Une proclamation américaine pour sécuriser une technologie devenue stratégique
Les États-Unis ont annoncé, par un décret présidentiel, l'application de droits de douane pouvant atteindre 100 % sur l'importation de certains drones et de composants jugés critiques. La mesure, prise en vertu de la section 232 — une disposition déjà mobilisée pour l'acier, l'aluminium ou certains produits pharmaceutiques — est présentée par Washington comme une réponse à un risque de dépendance industrielle sur des usines étrangères pour une technologie devenue centrale dans les conflits modernes.
Le dispositif distingue plusieurs catégories de matériels :
- un taux maximal de 100 % pour les drones dont le poids au décollage dépasse 25 kg ou équipés d'imagerie thermique, ainsi que pour « certaines pièces critiques » ;
- un taux intermédiaire de 25 % pour les modèles plus petits et d'autres composants ;
- des taux préférentiels pour certains partenaires jugés proches sur le plan industriel ou stratégique.
« À Washington, on fait valoir que les États-Unis ne peuvent plus se permettre de dépendre d'usines étrangères pour une arme qui a transformé le champ de bataille. »
Des tarifs différenciés selon l'origine et des critères stricts
Les exonérations partielles ou les taux réduits sont conditionnés à un critère exigeant : l'ensemble des éléments — matériel, logiciels et technologies — d'un drone doit provenir de manière substantielle d'un pays donné ou des États-Unis. Cette exigence vise à empêcher qu'un produit assemblé localement conserve des composants clés importés de pays tiers.

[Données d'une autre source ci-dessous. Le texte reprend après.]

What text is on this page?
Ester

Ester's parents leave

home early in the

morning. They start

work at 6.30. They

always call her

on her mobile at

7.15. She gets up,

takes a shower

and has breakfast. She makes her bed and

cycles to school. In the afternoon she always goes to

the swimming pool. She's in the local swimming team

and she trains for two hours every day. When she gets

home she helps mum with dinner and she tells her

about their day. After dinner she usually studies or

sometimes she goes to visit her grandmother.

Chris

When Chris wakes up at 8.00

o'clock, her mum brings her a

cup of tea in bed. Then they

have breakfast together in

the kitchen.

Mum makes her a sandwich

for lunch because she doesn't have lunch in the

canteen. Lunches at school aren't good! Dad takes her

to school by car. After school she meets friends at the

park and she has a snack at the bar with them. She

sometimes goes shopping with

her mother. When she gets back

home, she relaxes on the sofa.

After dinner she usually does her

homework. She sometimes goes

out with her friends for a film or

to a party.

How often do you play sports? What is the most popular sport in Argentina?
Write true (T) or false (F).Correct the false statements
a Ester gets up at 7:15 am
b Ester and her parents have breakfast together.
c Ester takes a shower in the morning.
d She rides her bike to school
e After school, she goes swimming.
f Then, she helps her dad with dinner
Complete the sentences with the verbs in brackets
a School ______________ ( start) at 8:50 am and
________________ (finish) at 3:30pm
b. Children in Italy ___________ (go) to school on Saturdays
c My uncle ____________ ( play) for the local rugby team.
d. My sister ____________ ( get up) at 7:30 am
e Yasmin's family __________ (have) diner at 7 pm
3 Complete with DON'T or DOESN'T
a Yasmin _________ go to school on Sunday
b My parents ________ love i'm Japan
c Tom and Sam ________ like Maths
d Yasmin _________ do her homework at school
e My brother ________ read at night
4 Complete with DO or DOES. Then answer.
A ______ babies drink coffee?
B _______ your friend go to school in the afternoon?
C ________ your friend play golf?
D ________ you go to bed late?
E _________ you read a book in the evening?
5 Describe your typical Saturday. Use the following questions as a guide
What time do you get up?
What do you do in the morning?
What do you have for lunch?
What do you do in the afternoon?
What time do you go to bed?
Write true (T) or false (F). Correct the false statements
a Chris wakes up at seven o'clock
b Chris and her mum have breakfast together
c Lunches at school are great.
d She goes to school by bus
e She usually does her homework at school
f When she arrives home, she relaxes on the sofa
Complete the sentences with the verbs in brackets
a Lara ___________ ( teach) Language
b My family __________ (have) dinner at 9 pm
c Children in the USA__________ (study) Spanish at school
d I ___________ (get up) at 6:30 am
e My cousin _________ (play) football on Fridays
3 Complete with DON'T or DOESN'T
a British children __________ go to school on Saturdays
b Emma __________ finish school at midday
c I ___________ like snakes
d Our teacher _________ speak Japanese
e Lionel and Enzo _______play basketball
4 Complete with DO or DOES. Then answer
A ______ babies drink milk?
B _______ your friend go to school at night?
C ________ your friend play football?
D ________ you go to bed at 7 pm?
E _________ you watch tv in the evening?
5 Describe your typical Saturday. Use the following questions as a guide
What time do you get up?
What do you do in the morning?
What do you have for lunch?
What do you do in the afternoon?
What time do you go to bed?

| Zone / Pays | Taux annoncé |
|---|---|
| Union européenne, Japon, Corée du Sud, Suisse, Liechtenstein, Taïwan | 15 % |
| Royaume-Uni | 10 % |
| Modèles plus petits et certaines pièces | 25 % |
| Drones >25 kg ou avec imagerie thermique, composants critiques | 100 % |
Calendrier, sanctions et incitations au rapatriement
Les droits entreront en vigueur 21 jours après la signature du décret pour les matériels concernés, tandis que les composants considérés moins sensibles bénéficient d'un délai d'application plus long, fixé à 180 jours. Le secrétaire américain au Commerce se voit en outre chargé de mettre au point un programme d'encouragement au rapatriement des capacités de production vers les États-Unis.
Conséquences probables pour l'Europe et la France
Pour les industriels européens, la clause d'origine substantielle constitue un obstacle majeur : de nombreux fabricants s'appuient encore sur des fournisseurs étrangers pour moteurs, batteries, caméras ou contrôleurs de vol. Si un drone ne remplit pas ce critère, il risque de basculer automatiquement vers une tranche tarifaire supérieure — jusqu'à 100 % — réduisant fortement son accès au marché américain.
À court et moyen terme, cette mesure est susceptible de :
- réorienter des commandes vers des fournisseurs américains ou des sites rapatriés ;
- augmenter les coûts d'exportation pour les entreprises européennes avec un impact sur leurs marges et leur compétitivité ;
- pousser à des révisions des chaînes d'approvisionnement et à des investissements de substitution dans la production de composants critiques.
Sur le plan politique et commercial, la décision pourrait aussi alimenter des tensions entre Washington et des partenaires commerciaux, et inciter l'Union européenne à réfléchir à des contre-mesures ou à des dispositifs d'aide ciblés pour préserver ses industriels stratégiques. Pour la France, où certaines filières de défense et de haute technologie exportent et coopèrent à l'international, l'enjeu est double : protéger l'accès au marché américain tout en accélérant la résilience industrielle autour de composants essentiels.
Le suivi de l'application pratique de ces règles — notamment la définition précise du test d'« origine substantielle » et la liste des composants qualifiés de « critiques » — sera déterminant pour évaluer l'ampleur réelle des répercussions économiques et industrielles.